Most of the fabrics we use are made from petrochemicals which take over 200 years to decompose. The washing, diluents and dyes used in manufacturing are responsible for one fifth of industrial water pollution and our clothing is responsible for almost 35% of micro-plastics flowing in the ocean. It takes 6,800 litres of water—or what one person would drink in ten years—to produce one pair of jeans. How much water was wasted on your closet?
Every year, the value of more than $500 billion is lost to clothing underutilization. The clothes haven’t even left the factory and 15% of all fabric has been wasted at the cutting stage of production. Then, when retail stores have too much inventory, instead of donating or creating a recycling program, they opt to toss it away or burn the unsold stock. When bought, three out of five fast fashion items end up in landfills. So, these garments, filled with pesticides and many harmful chemicals stay in open air, for many years, releasing their toxins. Buying clothes has become more accessible than ever, but someone else is paying the price. In fact, you are paying the price too, as this poorly made clothes can be harmful to our skin, which happens to be our largest organ.

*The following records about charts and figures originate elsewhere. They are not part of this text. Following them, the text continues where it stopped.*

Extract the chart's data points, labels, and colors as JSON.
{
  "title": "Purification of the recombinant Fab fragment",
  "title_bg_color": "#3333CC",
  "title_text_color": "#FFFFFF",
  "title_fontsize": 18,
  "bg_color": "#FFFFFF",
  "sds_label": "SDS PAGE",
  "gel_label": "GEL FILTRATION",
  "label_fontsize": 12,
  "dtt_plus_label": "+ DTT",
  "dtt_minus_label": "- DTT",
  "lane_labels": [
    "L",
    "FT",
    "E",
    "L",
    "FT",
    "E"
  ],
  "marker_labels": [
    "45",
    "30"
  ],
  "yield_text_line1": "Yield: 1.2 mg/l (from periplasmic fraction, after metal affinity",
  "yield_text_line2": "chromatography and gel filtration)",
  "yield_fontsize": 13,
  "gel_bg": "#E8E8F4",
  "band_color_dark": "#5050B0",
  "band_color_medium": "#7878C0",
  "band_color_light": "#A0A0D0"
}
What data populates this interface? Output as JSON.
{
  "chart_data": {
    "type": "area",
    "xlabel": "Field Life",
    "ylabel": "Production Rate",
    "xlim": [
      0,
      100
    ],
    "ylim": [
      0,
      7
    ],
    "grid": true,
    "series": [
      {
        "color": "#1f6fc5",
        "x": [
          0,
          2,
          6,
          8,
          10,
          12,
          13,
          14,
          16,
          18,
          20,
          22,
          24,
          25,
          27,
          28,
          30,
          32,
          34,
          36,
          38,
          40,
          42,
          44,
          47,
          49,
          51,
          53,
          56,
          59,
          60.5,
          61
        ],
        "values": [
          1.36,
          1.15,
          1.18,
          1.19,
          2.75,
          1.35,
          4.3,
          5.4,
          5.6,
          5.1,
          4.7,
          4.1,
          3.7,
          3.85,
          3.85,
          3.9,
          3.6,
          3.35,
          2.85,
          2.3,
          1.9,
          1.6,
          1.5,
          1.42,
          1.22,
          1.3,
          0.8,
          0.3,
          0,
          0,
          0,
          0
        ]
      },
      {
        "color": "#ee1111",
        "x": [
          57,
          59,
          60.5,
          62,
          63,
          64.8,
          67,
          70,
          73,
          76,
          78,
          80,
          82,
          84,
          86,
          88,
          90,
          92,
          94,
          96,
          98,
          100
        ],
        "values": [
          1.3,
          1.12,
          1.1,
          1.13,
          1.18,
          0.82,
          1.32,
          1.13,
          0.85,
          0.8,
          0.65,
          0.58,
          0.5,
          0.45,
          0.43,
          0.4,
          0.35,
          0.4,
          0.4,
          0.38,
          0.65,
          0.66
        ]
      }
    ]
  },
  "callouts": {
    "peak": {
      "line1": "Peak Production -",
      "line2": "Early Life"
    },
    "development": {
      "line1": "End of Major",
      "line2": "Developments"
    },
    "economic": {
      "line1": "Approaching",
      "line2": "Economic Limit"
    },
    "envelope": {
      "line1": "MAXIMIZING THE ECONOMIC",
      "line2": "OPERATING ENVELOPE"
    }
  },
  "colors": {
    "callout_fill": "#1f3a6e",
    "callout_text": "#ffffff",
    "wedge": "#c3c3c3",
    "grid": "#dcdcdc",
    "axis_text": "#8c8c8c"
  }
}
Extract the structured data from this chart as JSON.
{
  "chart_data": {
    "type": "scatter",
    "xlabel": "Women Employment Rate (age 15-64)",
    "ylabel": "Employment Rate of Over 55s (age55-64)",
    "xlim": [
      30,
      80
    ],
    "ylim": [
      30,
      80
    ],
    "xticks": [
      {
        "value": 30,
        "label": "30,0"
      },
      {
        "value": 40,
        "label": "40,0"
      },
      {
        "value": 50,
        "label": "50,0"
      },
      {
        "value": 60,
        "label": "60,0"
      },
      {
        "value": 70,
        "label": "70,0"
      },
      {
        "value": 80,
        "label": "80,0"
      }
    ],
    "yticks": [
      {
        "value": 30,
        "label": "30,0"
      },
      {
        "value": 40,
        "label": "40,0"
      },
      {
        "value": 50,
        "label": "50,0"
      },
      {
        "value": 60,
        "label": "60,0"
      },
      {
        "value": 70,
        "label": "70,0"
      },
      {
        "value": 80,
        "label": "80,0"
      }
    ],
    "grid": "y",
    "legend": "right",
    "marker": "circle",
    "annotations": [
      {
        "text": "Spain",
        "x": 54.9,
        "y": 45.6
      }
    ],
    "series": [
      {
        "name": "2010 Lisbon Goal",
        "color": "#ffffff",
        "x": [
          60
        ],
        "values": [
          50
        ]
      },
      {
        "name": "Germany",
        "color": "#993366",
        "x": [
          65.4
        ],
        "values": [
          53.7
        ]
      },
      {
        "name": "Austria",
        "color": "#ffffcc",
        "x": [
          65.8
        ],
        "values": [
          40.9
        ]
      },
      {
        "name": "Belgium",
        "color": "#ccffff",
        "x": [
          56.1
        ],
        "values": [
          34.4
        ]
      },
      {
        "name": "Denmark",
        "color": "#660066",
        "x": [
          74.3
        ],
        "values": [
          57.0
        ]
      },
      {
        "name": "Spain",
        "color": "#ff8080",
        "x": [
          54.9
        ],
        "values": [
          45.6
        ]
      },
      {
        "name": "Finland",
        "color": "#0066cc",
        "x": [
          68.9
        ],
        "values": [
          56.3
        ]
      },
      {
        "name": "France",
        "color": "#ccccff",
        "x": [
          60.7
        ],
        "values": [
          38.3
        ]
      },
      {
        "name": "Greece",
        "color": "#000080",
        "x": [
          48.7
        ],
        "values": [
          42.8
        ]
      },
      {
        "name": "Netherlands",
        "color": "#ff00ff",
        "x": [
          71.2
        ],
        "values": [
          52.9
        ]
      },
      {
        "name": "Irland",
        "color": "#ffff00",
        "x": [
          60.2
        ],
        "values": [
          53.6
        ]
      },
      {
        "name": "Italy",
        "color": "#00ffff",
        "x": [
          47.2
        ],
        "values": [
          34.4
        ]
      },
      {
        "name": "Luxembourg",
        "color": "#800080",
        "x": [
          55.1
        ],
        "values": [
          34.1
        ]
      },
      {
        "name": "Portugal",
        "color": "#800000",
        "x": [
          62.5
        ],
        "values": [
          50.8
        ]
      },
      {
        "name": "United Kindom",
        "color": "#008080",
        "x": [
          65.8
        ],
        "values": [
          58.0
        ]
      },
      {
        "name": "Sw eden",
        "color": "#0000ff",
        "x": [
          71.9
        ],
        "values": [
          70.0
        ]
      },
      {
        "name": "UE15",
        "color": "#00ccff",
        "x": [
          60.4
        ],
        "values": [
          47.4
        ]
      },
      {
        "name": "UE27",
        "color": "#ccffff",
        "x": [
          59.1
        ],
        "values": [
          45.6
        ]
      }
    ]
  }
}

How many times have you been convinced to buy something you don’t need? Personally, more times than I would like to admit. Our mentality and the incessant marketing tricks play a major role in sustaining this industry, but their success is not limited to that. The reality is that consciously made clothes are not for everyone’s pockets. Since their purchase power is low, their [justifiable] higher prices can be discouraging for most of the population. I guess we should start picking our clothes just like we should pick our friends – quality over quantity.
If by now you are still not convinced that this is a major issue in today’s society, I advise you to see the videos from the mountain of clothing in the Atacama Desert in Chile. Every year 53,523,900kg of clothing from Asia, Europe and North America arrive at Chile’s Iquique port. From there the clothes are sold in Latin America. From that, around 39,000 tonnes cannot be sold and end up in landfills. A graveyard of fast fashion is the proof that making clothes is a dirty business.